Almost a month after the reelection of Barack Obama at the presidency of the U.S., its implications on the EU-U.S. relations should be reviewed. In a conference organized by the EU Center of Excellence at the University of Miami counting the French Consul to Miami, Gaël de Maisonneuve, Jean Monnet Chair Jaoquin Roy, Ambassador Ambler Moss, and myself, we discussed and reflected on the future implications of the second presidency of Obama on the U.S.-EU relations. Dr. Roy did present and underline the degree of interdependence and interconnection culturally, politically, economically, and financially between the two sides of the pond. Despite emerging political disagreements on both sides of the Atlantic, the degree of interdependence is so high and should be seen as the backbone of the transatlantic relationship. Ambassador Moss’ argument was focusing on the strategic differences between the U.S. and the EU — from the Bush to the Obama doctrine compared to the European Security Strategy of 2003 and 2008. His presentation underlined as well the challenges facing Obama for his second term namely human rights and the use of drones. The Consul General of France offered a very interesting presentation from the perspective of a French official on the next four years, which included a reflection on political and economic connections between the U.S. and France. My presentation was based on growing need for further transatlantic cooperation in order to solve international crises, such as Syria and Iran, and permit the U.S. to fully implement its shift to Asia, the so-called “pivot.”
This commentary is based on my article published by the EU Center Paper Series. The introduction of the article reads:
The week following his reelection, President Obama traveled to Asia – Thailand, Myanmar, and Cambodia –, while facing at home a fiscal cliff, the need to select the next Secretaries of State, Defense, and Treasury, and the resignation of one of America’s most senior and respected generals and Director of the CIA, David Petraeus; all this at the moment wherein the Middle East is burning in flames due to another round of violence between Israel and Hamas. On the other side of the pond, the EU is currently trying to solve or at least contain several crises: the Eurozone, agreeing on the Multiannual Financial Framework 2014-2020, or MFF 2014-2020,2 and saving France.
For both giants, the American and European priorities are domestic; they both need to do some ‘nation-building at home.’ The threat of the fiscal cliff in the US and the one of the Eurocrisis in Europe are too important to be ignored and so visceral that they will affect the way both actors behave internationally and interact with one another.

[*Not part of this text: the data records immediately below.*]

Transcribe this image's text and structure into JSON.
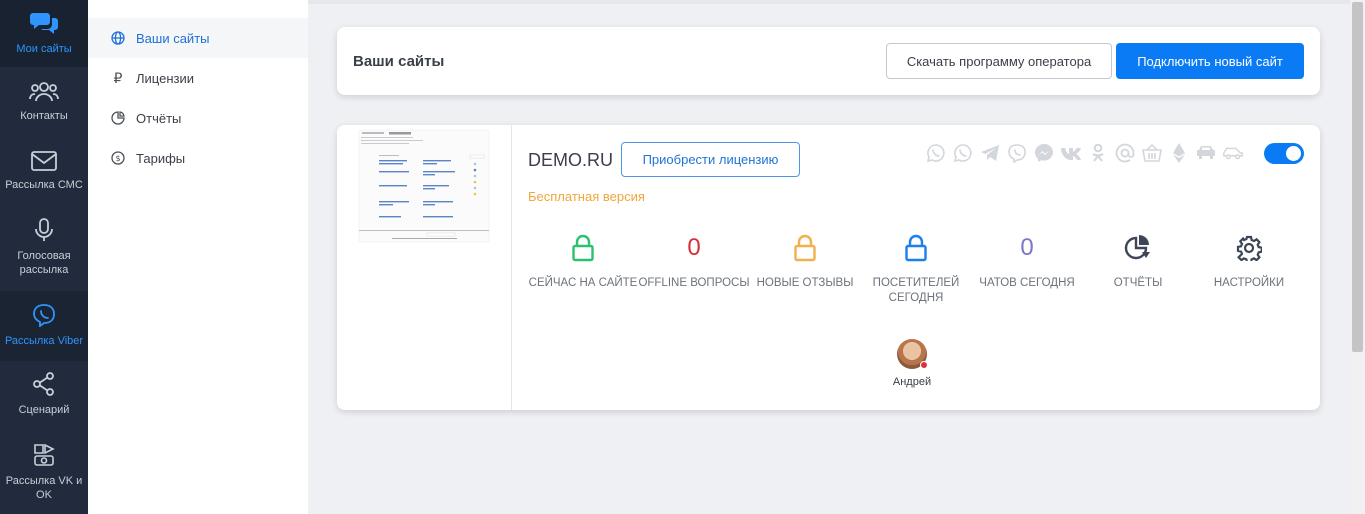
{
  "rail": {
    "items": [
      {
        "label": "Мои сайты",
        "icon": "chat-bubbles-icon"
      },
      {
        "label": "Контакты",
        "icon": "users-icon"
      },
      {
        "label": "Рассылка СМС",
        "icon": "envelope-icon"
      },
      {
        "label": "Голосовая рассылка",
        "icon": "microphone-icon"
      },
      {
        "label": "Рассылка Viber",
        "icon": "viber-icon"
      },
      {
        "label": "Сценарий",
        "icon": "share-nodes-icon"
      },
      {
        "label": "Рассылка VK и OK",
        "icon": "social-broadcast-icon"
      }
    ]
  },
  "submenu": {
    "items": [
      {
        "label": "Ваши сайты",
        "icon": "globe-icon"
      },
      {
        "label": "Лицензии",
        "icon": "ruble-icon"
      },
      {
        "label": "Отчёты",
        "icon": "pie-chart-icon"
      },
      {
        "label": "Тарифы",
        "icon": "dollar-circle-icon"
      }
    ]
  },
  "header": {
    "title": "Ваши сайты",
    "download_label": "Скачать программу оператора",
    "connect_label": "Подключить новый сайт"
  },
  "site": {
    "domain": "DEMO.RU",
    "buy_license_label": "Приобрести лицензию",
    "plan_label": "Бесплатная версия",
    "channel_icons": [
      "whatsapp-icon",
      "whatsapp-icon",
      "telegram-icon",
      "viber-icon",
      "messenger-icon",
      "vk-icon",
      "ok-icon",
      "email-icon",
      "basket-icon",
      "ethereum-icon",
      "car-icon",
      "car-icon"
    ],
    "enabled": true,
    "stats": [
      {
        "label": "Сейчас на сайте",
        "icon": "lock-green-icon"
      },
      {
        "label": "Offline вопросы",
        "value": "0",
        "color": "#d72e38"
      },
      {
        "label": "Новые отзывы",
        "icon": "lock-orange-icon"
      },
      {
        "label": "Посетителей сегодня",
        "icon": "lock-blue-icon"
      },
      {
        "label": "Чатов сегодня",
        "value": "0",
        "color": "#7a76c9"
      },
      {
        "label": "Отчёты",
        "icon": "pie-chart-icon"
      },
      {
        "label": "Настройки",
        "icon": "gear-icon"
      }
    ],
    "operator": {
      "name": "Андрей",
      "status_color": "#e02e3e"
    }
  },
  "colors": {
    "accent": "#0a7bf5",
    "rail": "#212b3d",
    "free_plan": "#f0a63a"
  }
}
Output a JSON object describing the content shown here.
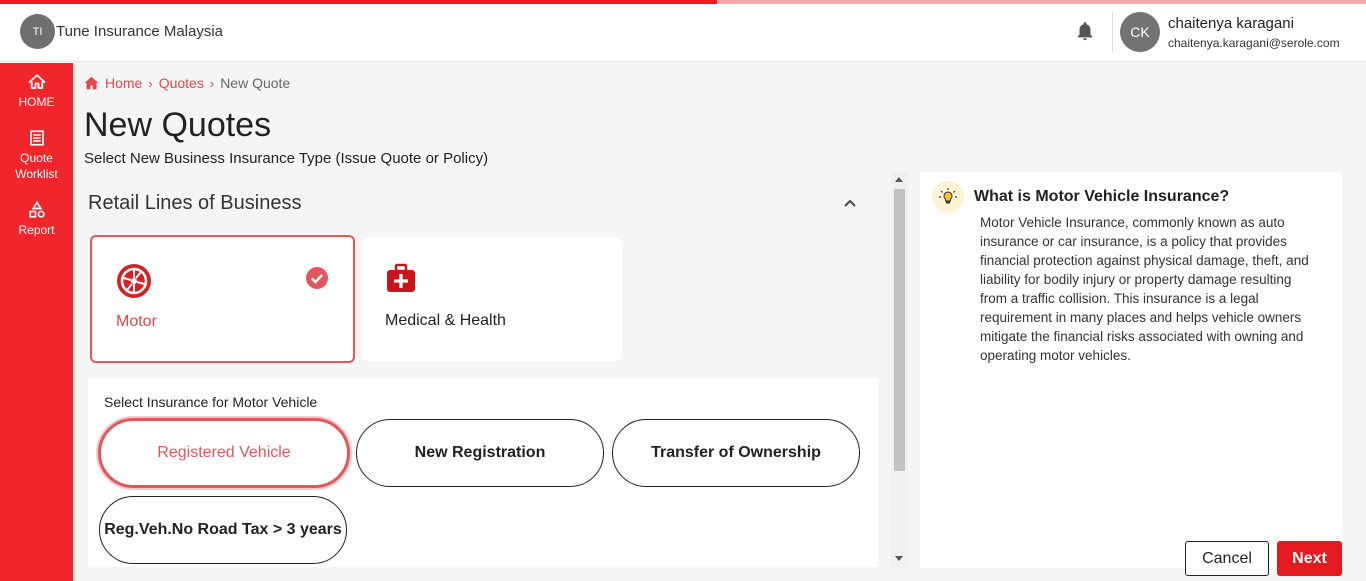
{
  "progress": {
    "fraction": 0.525,
    "color": "#f21b1f"
  },
  "header": {
    "org_initials": "TI",
    "org_name": "Tune Insurance Malaysia",
    "user_initials": "CK",
    "user_name": "chaitenya karagani",
    "user_email": "chaitenya.karagani@serole.com"
  },
  "sidebar": {
    "items": [
      {
        "label": "HOME",
        "icon": "home-icon"
      },
      {
        "label": "Quote Worklist",
        "icon": "list-icon"
      },
      {
        "label": "Report",
        "icon": "report-icon"
      }
    ]
  },
  "breadcrumb": {
    "home": "Home",
    "quotes": "Quotes",
    "current": "New Quote"
  },
  "page": {
    "title": "New Quotes",
    "subtitle": "Select New Business Insurance Type (Issue Quote or Policy)"
  },
  "section": {
    "title": "Retail Lines of Business"
  },
  "business_lines": [
    {
      "label": "Motor",
      "icon": "wheel-icon",
      "selected": true
    },
    {
      "label": "Medical & Health",
      "icon": "medical-kit-icon",
      "selected": false
    }
  ],
  "motor_panel": {
    "label": "Select Insurance for Motor Vehicle",
    "options": [
      "Registered Vehicle",
      "New Registration",
      "Transfer of Ownership",
      "Reg.Veh.No Road Tax > 3 years"
    ],
    "selected": "Registered Vehicle"
  },
  "info": {
    "title": "What is Motor Vehicle Insurance?",
    "body": "Motor Vehicle Insurance, commonly known as auto insurance or car insurance, is a policy that provides financial protection against physical damage, theft, and liability for bodily injury or property damage resulting from a traffic collision. This insurance is a legal requirement in many places and helps vehicle owners mitigate the financial risks associated with owning and operating motor vehicles."
  },
  "actions": {
    "cancel": "Cancel",
    "next": "Next"
  },
  "colors": {
    "accent": "#f1262b",
    "brand_red": "#e0474c",
    "next_button": "#e41a1f"
  }
}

The big question since Obama’s reelection has been what will the EU-US relations look like under his second mandate? And will there be any differences from the first one? This paper argues that the US-EU relations will remain quite similar as it was under the first Obama presidency. Nevertheless, with the current shift to Asia, the ‘pivot,’ the EU will be required to increase its contributions to global politics and international security. This paper is structured in three parts. First, the economic and political climax of the EU and the US will be presented. In a second a part, the EU and US strategies and foreign policies will be laid out. Last but not least, several core issues facing the Euro-Atlantic community, such as the Asia pivot, Iran, climate change, and the economy will be addressed. Other issues such as Syria, Afghanistan, and the Middle East and North Africa will not be addressed in this paper.
The overall argument of the article is that Obama won’t, most likely, increase the degree of cooperation and interaction with Europe from the 2008-2012 standards. Despite a high degree of attraction for Obama in Europe, Europe needs to understand that Obama embodies a new class of American leaders raised in the post-European world. However, Obama needs the EU in order to implement the ‘pivot’ to Asia and address vital international security issues such as nuclear non-proliferation, terrorism, global warming, and so on. The EU ought to find a solution to the Eurocrisis, and step up its foreign policy and contribution to global peace. NATO may very well be a vehicle for such platform.
Several issues are clearly threatening the two sides of the Atlantic: climate change; the future of the Arab world; international terrorism; and Asia. However, if there is one additional, but major, threat to the influence and power of the West – U.S. and EU – it ought to be the economy. As underlined in his influential 1987 book, “The Rise and Fall of Great Powers,” Paul Kennedy demonstrated that weak economic foundation is one of the main variables leading to the decline of a great power. The foreign policies of the U.S. and EU will have to take seriously into considerations domestic politics and foster “domestic nation-building.”